UT Inspection for Cracking in Heat Exchanger Tube-to-Tubesheet Welds and Tube Corrosion

This paper describes the use of a UT fixture for detection of stress corrosion cracking in ferrous heat exchanger tube-to-tubesheet welds and external tube corrosion or pitting near the tubesheets including crevice OD corrosion of the tube in the tubesheets.

A study of means for locating the source of exchanger shell to tube-side leaks in the water treatment section in a fertilizer plant (1) was undertaken. An effective UT inspection technique was developed, as a result.

The shell-side liquid stream in this process normally contained a low level of caustic. Operating upsets caused an increase in caustic concentration sufficient to subject the ferritic tube welds to stress corrosion. Daily lab tests were routinely made of the tube-side stream to measure chloride concentration. These tests required 10 hours before results were known. In this period, if an undetected leak developed, unacceptable contamination would occur. In addition, two days of downtime were required to clean and decontaminate the exchanger, find the leak and plug the tube.

Locations where leaks were found indicated that more than 90% occurred in the region of the tube/tube sheet. Further work including leak tests and visual inspections pinpointed the cause as stress corrosion cracks in the tube-to-tubesheet welds.

Under these circumstances, and after investigation of promising NDT solutions, a feasibility study indicated that a portable UT fixture could be designed for in-situ, field application using a conventional pulse echo ultrasonic flaw detector.

This design includes a captive, water coupled transducer configuration which permits precise, reproducible “aiming” of the UT beam and minimizes reception of undesired echoes.

As indicated, the incident UT beam in water produces a refracted shear wave in the carbon steel tube/weld region. This configuration gives a relatively “clean” flaw echo and minimizes undesired backscatter from the tube and weld surfaces.
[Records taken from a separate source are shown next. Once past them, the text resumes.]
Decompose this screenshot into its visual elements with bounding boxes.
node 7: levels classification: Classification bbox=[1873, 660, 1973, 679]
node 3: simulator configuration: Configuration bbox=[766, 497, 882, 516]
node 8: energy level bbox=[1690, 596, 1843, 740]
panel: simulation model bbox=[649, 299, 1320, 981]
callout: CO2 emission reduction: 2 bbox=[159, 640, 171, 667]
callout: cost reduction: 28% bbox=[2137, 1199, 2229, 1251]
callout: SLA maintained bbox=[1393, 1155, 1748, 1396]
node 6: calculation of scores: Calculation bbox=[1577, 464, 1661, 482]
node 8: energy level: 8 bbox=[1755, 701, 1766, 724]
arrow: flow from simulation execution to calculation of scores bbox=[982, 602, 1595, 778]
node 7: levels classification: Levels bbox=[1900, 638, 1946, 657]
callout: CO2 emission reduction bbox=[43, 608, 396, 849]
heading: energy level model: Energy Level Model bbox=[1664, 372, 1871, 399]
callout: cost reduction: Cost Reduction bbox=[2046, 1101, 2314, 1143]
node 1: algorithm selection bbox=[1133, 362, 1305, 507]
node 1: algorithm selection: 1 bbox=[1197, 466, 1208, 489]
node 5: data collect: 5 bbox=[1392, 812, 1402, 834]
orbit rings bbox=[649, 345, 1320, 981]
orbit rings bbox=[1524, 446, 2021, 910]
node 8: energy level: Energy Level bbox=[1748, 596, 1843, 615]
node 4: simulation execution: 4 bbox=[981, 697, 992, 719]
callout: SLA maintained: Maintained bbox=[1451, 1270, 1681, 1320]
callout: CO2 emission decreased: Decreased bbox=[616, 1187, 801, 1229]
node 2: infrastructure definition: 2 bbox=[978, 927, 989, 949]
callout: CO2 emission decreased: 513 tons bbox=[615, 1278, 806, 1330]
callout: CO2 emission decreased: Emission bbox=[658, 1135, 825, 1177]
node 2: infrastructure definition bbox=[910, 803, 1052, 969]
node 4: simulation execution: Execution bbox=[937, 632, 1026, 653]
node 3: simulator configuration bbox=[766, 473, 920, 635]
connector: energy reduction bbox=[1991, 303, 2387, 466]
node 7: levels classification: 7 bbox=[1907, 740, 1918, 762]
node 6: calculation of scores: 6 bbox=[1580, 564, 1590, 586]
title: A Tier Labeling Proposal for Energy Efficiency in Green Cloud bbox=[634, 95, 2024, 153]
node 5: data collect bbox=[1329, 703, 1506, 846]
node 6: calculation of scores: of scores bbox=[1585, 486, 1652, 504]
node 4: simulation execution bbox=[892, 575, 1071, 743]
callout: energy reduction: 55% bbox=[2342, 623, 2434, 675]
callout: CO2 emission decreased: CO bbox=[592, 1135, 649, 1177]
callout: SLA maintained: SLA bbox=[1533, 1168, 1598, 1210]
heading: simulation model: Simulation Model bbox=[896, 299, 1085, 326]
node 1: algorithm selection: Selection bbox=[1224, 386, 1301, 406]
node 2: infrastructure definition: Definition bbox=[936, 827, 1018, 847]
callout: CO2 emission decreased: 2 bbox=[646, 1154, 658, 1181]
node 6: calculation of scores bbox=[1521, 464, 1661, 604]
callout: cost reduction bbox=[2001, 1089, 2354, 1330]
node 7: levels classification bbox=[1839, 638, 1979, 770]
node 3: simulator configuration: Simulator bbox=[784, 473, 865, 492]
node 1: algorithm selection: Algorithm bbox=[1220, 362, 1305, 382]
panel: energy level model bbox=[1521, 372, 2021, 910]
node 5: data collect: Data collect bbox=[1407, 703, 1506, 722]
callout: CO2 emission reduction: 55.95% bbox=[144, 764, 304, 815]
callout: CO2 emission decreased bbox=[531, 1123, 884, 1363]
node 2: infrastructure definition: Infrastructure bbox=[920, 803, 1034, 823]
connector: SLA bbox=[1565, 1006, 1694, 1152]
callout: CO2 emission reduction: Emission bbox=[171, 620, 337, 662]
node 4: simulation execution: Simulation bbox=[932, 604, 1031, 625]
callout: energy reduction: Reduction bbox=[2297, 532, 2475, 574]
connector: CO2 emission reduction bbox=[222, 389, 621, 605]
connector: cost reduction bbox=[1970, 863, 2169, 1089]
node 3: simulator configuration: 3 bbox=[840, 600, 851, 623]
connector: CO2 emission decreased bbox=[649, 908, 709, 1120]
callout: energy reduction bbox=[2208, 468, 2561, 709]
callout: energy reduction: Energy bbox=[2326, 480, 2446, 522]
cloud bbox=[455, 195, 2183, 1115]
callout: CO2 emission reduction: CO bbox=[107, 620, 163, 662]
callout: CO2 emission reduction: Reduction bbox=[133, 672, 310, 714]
Tests indicated that use of a 5 MHz transducer permitted detection of cracks equivalent to the response from a 1/32” diameter flat bottom hole.

In addition to inspecting tube-to-tubesheet welds:

The fixture can be modified to evaluate external corrosion and pitting in the tube wall within a distance of up to 12” from the tube sheet.

In conventional tubes rolled into the tubesheet, the tube OD can be checked for crevice corrosion adjacent to rolled region in the tubesheet.

These capabilities are illustrated at the transducer angle beam and normal beam positions (A) and (B) in Fig. 2. In these examples the transducer carrier is repositioned so that the normal beam transducer is opposite the respective points of interest.

The above example(1) was designed for use in exchangers tubed with ferritic tubes, 31.8 mm (1.272”) x 3.6 (0.144”) mm wall. Other fixtures(2) have been designed and made to accommodate tubes ranging from 1” up to 1 1/2” in OD.

References

1. This plant formerly operated by Exxon Chemical Co., located in Redwater, Alberta, Canada
2. Rohm & Haas, Inc., Deer Park, Texas.